The way the stories in I’ll Give You the Sun unfold and intertwine is magically written, the characters are explosive, they are incredibly real and I fell in love with them so hard and fast it winded me. Noah and Jude, and even Oscar, are heartbreakingly true, and untrue, to themselves and to the world. The relationships between them are constantly changing, fluid and fluxing with the world around them as that changes, sometimes for the better, but often for the worst. They act as most teenagers would act, angry and lost and confused, there’s no out of place wisdom or uncharacteristic know-all. They are simply real teenagers, with wonderfully rich personalities.
And then there is the language – oh, the language! – such vivid images are created in your mind as you read the words that the colours start to lift from the page and fill the room you’re in. Such amazingly simple, but so very complex detail, such explosive descriptions that just make you want to keep reading and never stop. The language was my favourite thing about this book, as much as I loved Noah, and then Jude, or even Oscar and Brian, I loved the language. Jandy Nelson has such a sublime and inspiring way with words, the language begged me to become a better writer, just from reading it.

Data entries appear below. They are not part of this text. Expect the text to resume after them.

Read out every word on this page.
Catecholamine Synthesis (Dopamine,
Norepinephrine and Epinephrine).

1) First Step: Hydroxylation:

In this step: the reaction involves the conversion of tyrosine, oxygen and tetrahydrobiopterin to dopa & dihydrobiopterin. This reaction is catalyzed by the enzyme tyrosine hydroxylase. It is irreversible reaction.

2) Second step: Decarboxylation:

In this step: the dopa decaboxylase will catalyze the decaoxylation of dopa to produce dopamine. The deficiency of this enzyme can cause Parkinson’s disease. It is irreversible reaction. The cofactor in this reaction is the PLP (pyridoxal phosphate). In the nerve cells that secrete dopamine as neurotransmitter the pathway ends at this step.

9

You aren’t supposed to, so I’m told, but you always have a favourite twin. I’ve known a few twins and there’s always one you’re a little closer to than the other, because as similar as they may be, they are always two very distinctly different people. At first I loved Noah, I just wanted to keep reading Noah’s story, and felt that I had nothing in common with Jude, but then as Jude began to tell her stories, I fell just as much in love with her struggles and her pain as I had Noah’s charisma. I love them both. Jude and Noah are so wonderfully different, relatably so. I’ve never been all that close with my sister, so I related to their strange, awkward communications as they got older, in Jude’s telling, and longed for the closeness we had as children while I read Noah’s stories. The two are so lost, so brilliantly, and life alteringly lost; the trials they face are terrible, and the world in which they live drags you in and begs you to helps them, only you’re as helpless as they are, flailing about in the sea that is life’s hardships. But of course, from hardship we grow, and change and it moulds us into who we are to become as we reach the peak of adulthood, and this book explores that so beautifully, so artfully, that it just makes you want more and more and more. Never have I read a coming of age story that has enveloped me so completely and driven me back to how it felt to be a teenager so terribly, particularly as I get further and further from my own. Don’t get me wrong, I have barely anything in common with Noah and Jude, besides struggling with finding myself at that age, yet I still feel so inexplicably connected to them. The story is just that good.
This is now one of my favourite books ever. I don’t want to leave Noah and Jude behind. I will reread this many times in the future and I will likely love it just as much ever single time. It is mesmerising. It is superb.